Dans le film «Les Portes de la Nuit» réalisé en 1946 par Marcel Carné, on peut apercevoir un petit garçon de 5 ans. L’acteur en culottes courtes s’appelle Jacques Perrin.
Il en a fait du chemin, ce petit garçon ! Le cinéma français lui doit beaucoup. Jacques Perrin fêtera l’été prochain ses 70 ans. Et il travaille toujours. Il mène sa barque sans ostentation, sans chercher la gloriole.
Sa filmographie d’acteur est infiniment respectable mais c’est comme producteur et réalisateur qu’il imprime sa marque. On peut citer ces dernières années : «Microcosmos», «Le peuple migrateur», «Océans». Des projets ambitieux parfaitement aboutis. Il s’agit de documentaires consacrés à la nature.
Son dernier film en date, coréalisé avec Eric Deroo, est aussi un film dédié à un espace naturel, à un magnifique pays : le Vietnam. Ce film s’intitule «L’Empire du Milieu du Sud». C’est un film sur l’eau, le ciel, la terre. C’est un film sur les montagnes de l’Asie du Sud-Est, sur la forêt tropicale. C’est un film sur une couleur, la couleur verte. La couleur des feuillages luxuriants et la couleur des uniformes militaires. Car, en évoquant le Vietnam, on est confronté évidemment à la guerre, à toutes les guerres qui ont meurtri cette nation.
Jacques Perrin et Eric Deroo, pendant 10 ans, ont collecté dans le monde entier des images d’archives, souvent inédites, sur l’Histoire vietnamienne.

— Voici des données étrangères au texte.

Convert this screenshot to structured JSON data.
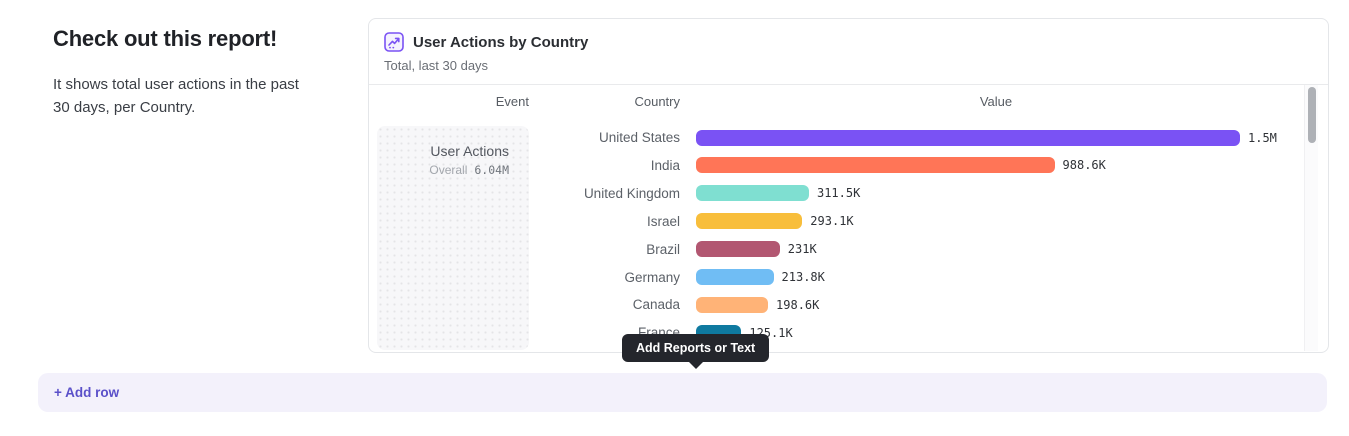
{
  "page": {
    "heading": "Check out this report!",
    "description": "It shows total user actions in the past 30 days, per Country."
  },
  "card": {
    "icon": "line-chart-icon",
    "title": "User Actions by Country",
    "subtitle": "Total, last 30 days",
    "accent_color": "#7a52f4"
  },
  "chart_data": {
    "type": "bar",
    "orientation": "horizontal",
    "title": "User Actions by Country",
    "subtitle": "Total, last 30 days",
    "columns": [
      "Event",
      "Country",
      "Value"
    ],
    "event": {
      "name": "User Actions",
      "overall_label": "Overall",
      "overall_value": "6.04M"
    },
    "categories": [
      "United States",
      "India",
      "United Kingdom",
      "Israel",
      "Brazil",
      "Germany",
      "Canada",
      "France"
    ],
    "values": [
      1500000,
      988600,
      311500,
      293100,
      231000,
      213800,
      198600,
      125100
    ],
    "value_labels": [
      "1.5M",
      "988.6K",
      "311.5K",
      "293.1K",
      "231K",
      "213.8K",
      "198.6K",
      "125.1K"
    ],
    "bar_colors": [
      "#7a52f4",
      "#ff7557",
      "#7fdfd1",
      "#f8be3b",
      "#b25771",
      "#70bdf4",
      "#ffb377",
      "#0f7aa0"
    ],
    "xlim": [
      0,
      1500000
    ],
    "grid": false,
    "legend": "none"
  },
  "tooltip": {
    "label": "Add Reports or Text",
    "bg_color": "#24262c"
  },
  "add_row": {
    "label": "+ Add row",
    "text_color": "#5a50c9",
    "bg_color": "#f3f1fb"
  },
  "scrollbar": {
    "visible": true
  }
}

C’est un film d’archives mais ce n’est pas un documentaire historique traditionnel.
Jacques Perrin nous propose un poème lyrique et parfois mélancolique sur le destin d’un peuple et aussi sur les étrangers qui sont passés par là. On voit se succéder les colons français, les envahisseurs japonais, les soldats américains. Au fil des époques, ces étrangers sont venus au Vietnam pour des raisons diverses. Beaucoup y sont morts. Ceux qui en sont revenus ont presque tous conservé de ce pays une nostalgie indéfinissable.

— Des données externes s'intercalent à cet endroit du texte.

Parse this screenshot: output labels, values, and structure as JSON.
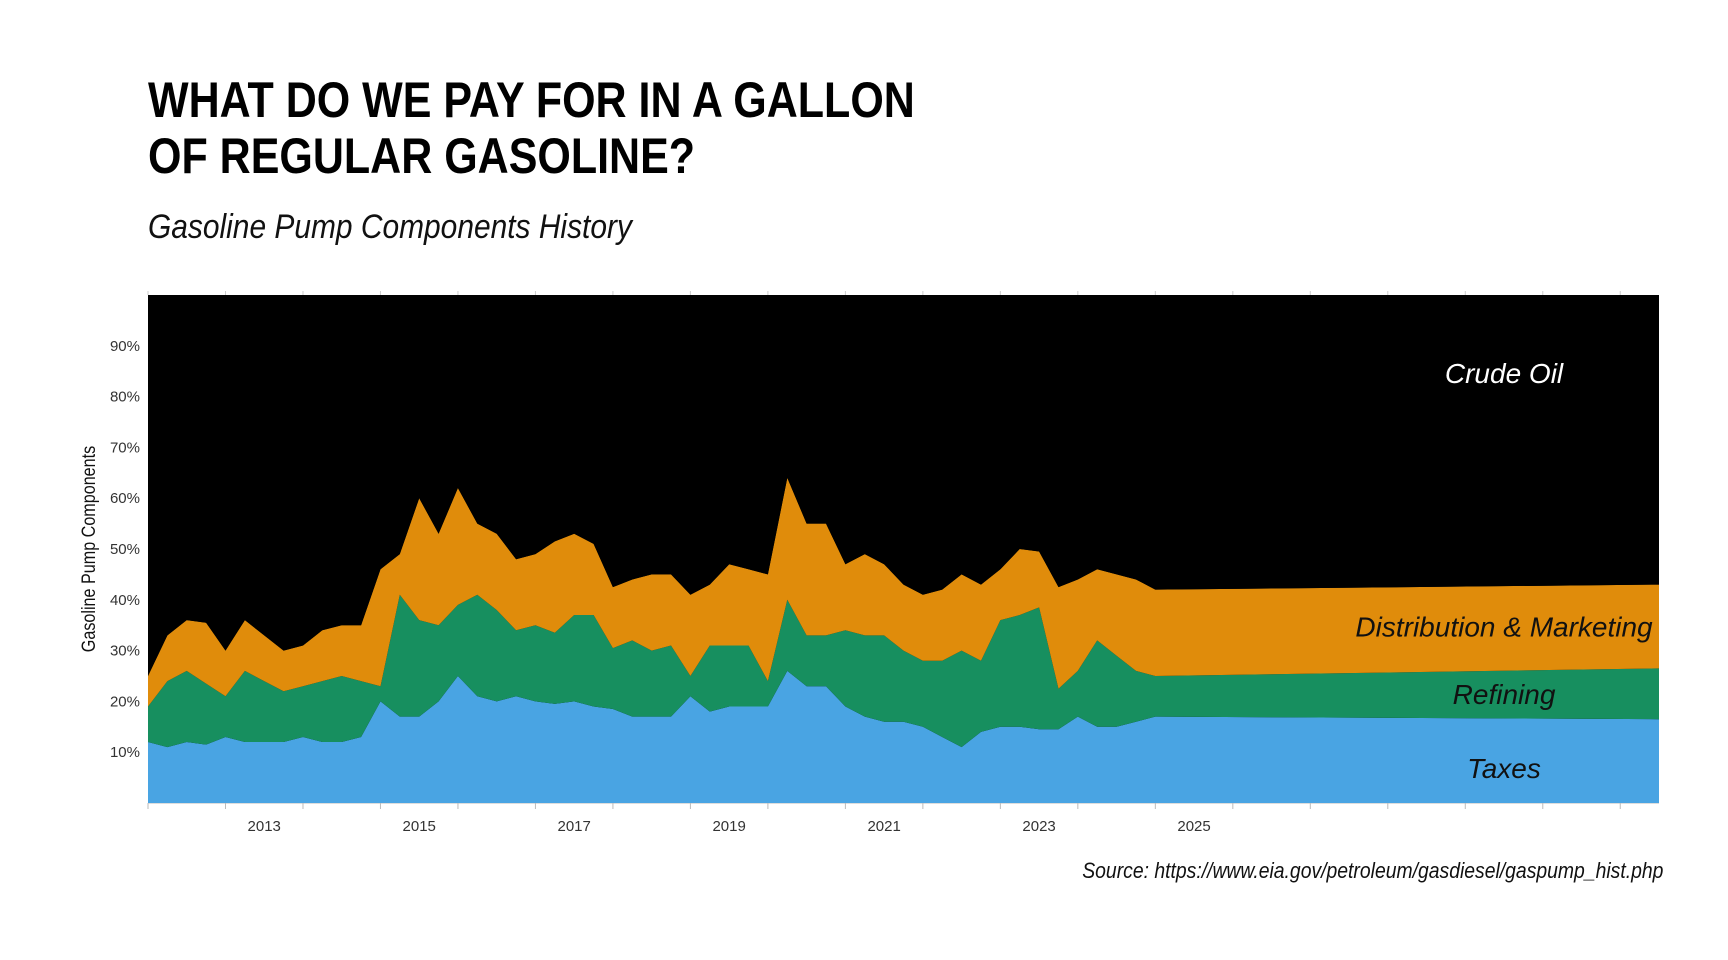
{
  "header": {
    "title_line1": "WHAT DO WE PAY FOR IN A GALLON",
    "title_line2": "OF REGULAR GASOLINE?",
    "subtitle": "Gasoline Pump Components History"
  },
  "footer": {
    "source": "Source: https://www.eia.gov/petroleum/gasdiesel/gaspump_hist.php"
  },
  "chart_data": {
    "type": "area",
    "stacked": true,
    "ylabel": "Gasoline Pump Components",
    "xlim": [
      2012,
      2031.5
    ],
    "ylim": [
      0,
      100
    ],
    "x_ticks": [
      "2013",
      "2015",
      "2017",
      "2019",
      "2021",
      "2023",
      "2025"
    ],
    "y_ticks": [
      "10%",
      "20%",
      "30%",
      "40%",
      "50%",
      "60%",
      "70%",
      "80%",
      "90%"
    ],
    "grid": false,
    "background": "#000000",
    "x": [
      2012.0,
      2012.25,
      2012.5,
      2012.75,
      2013.0,
      2013.25,
      2013.5,
      2013.75,
      2014.0,
      2014.25,
      2014.5,
      2014.75,
      2015.0,
      2015.25,
      2015.5,
      2015.75,
      2016.0,
      2016.25,
      2016.5,
      2016.75,
      2017.0,
      2017.25,
      2017.5,
      2017.75,
      2018.0,
      2018.25,
      2018.5,
      2018.75,
      2019.0,
      2019.25,
      2019.5,
      2019.75,
      2020.0,
      2020.25,
      2020.5,
      2020.75,
      2021.0,
      2021.25,
      2021.5,
      2021.75,
      2022.0,
      2022.25,
      2022.5,
      2022.75,
      2023.0,
      2023.25,
      2023.5,
      2023.75,
      2024.0,
      2024.25,
      2024.5,
      2024.75,
      2025.0,
      2031.5
    ],
    "series": [
      {
        "name": "Taxes",
        "color": "#49A4E3",
        "label_color": "#111111",
        "values": [
          12,
          11,
          12,
          11.5,
          13,
          12,
          12,
          12,
          13,
          12,
          12,
          13,
          20,
          17,
          17,
          20,
          25,
          21,
          20,
          21,
          20,
          19.5,
          20,
          19,
          18.5,
          17,
          17,
          17,
          21,
          18,
          19,
          19,
          19,
          26,
          23,
          23,
          19,
          17,
          16,
          16,
          15,
          13,
          11,
          14,
          15,
          15,
          14.5,
          14.5,
          17,
          15,
          15,
          16,
          17,
          16.5
        ]
      },
      {
        "name": "Refining",
        "color": "#178F5F",
        "label_color": "#111111",
        "values": [
          7,
          13,
          14,
          12,
          8,
          14,
          12,
          10,
          10,
          12,
          13,
          11,
          3,
          24,
          19,
          15,
          14,
          20,
          18,
          13,
          15,
          14,
          17,
          18,
          12,
          15,
          13,
          14,
          4,
          13,
          12,
          12,
          5,
          14,
          10,
          10,
          15,
          16,
          17,
          14,
          13,
          15,
          19,
          14,
          21,
          22,
          24,
          8,
          9,
          17,
          14,
          10,
          8,
          10
        ]
      },
      {
        "name": "Distribution & Marketing",
        "color": "#E08C0B",
        "label_color": "#111111",
        "values": [
          6,
          9,
          10,
          12,
          9,
          10,
          9,
          8,
          8,
          10,
          10,
          11,
          23,
          8,
          24,
          18,
          23,
          14,
          15,
          14,
          14,
          18,
          16,
          14,
          12,
          12,
          15,
          14,
          16,
          12,
          16,
          15,
          21,
          24,
          22,
          22,
          13,
          16,
          14,
          13,
          13,
          14,
          15,
          15,
          10,
          13,
          11,
          20,
          18,
          14,
          16,
          18,
          17,
          16.5
        ]
      },
      {
        "name": "Crude Oil",
        "color": "#000000",
        "label_color": "#ffffff",
        "values": [
          75,
          67,
          64,
          64.5,
          70,
          64,
          67,
          70,
          69,
          66,
          65,
          65,
          54,
          51,
          40,
          47,
          38,
          45,
          47,
          52,
          51,
          48.5,
          47,
          49,
          57.5,
          56,
          55,
          55,
          59,
          57,
          53,
          54,
          55,
          36,
          45,
          45,
          53,
          51,
          53,
          57,
          59,
          58,
          55,
          57,
          54,
          50,
          50.5,
          57.5,
          56,
          54,
          55,
          56,
          58,
          57
        ]
      }
    ]
  }
}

Tout au long du film, Jacques Perrin lit des textes littéraires écrits par ceux qui ont connu et aimé le Vietnam. Les textes sont d’auteurs vietnamiens, français, américains.
Jacques Perrin ne choisit volontairement pas son camp. Il montre la joie naïve des colons français : leurs fêtes familiales, leur prétention européenne, leur condescendance paternaliste à l’égard des «indigènes». Il souligne aussi l’exploitation économique implacable imposée aux Vietnamiens (20 millions d’habitants dans toute l’Indochine avant la deuxième guerre mondiale) par une poignée de blancs (20.000 Français). Il illustre ensuite l’arrivée des Japonais en 1940 et leur sauvage brutalité d’occupants. Puis les Français tentent de reconquérir le pays. Hô Ci Minh ne leur laissera guère de répit. La défaite de Dien Biem Phu est en germe. Le film raconte remarquablement, avec des images provenant des archives des deux belligérants, cette débâcle française et l’opiniâtreté des vietnamiens pauvrement armés progressant dans la jungle. La France plie bagage lamentablement. Les GI’s débarquent, massacrent et s’embourbent. Et les Etats-Unis, à leur tour, sont humiliés et s’en vont.
Jacques Perrin montre tout cela en n’oubliant pas la souffrance des soldats, de tous les soldats, et la douleur immense d’une population civile à la merci des bombes et du napalm. Il nous donne à voir également les dérives précoces de la dictature communiste dans son bastion du Nord.
C’est un film sur l’eau, le ciel, la terre et sur un peuple. C’est un document exemplaire qui donne à réfléchir. Il n’y a pas de secret : Jacques Perrin est un homme intelligent qui ne fait rien à la légère.
A la prochaine cérémonie des Césars, cette mascarade pitoyable du cinoche franchouillard, personne ne le distinguera. Jacques Perrin s’en fiche sûrement. Moi aussi.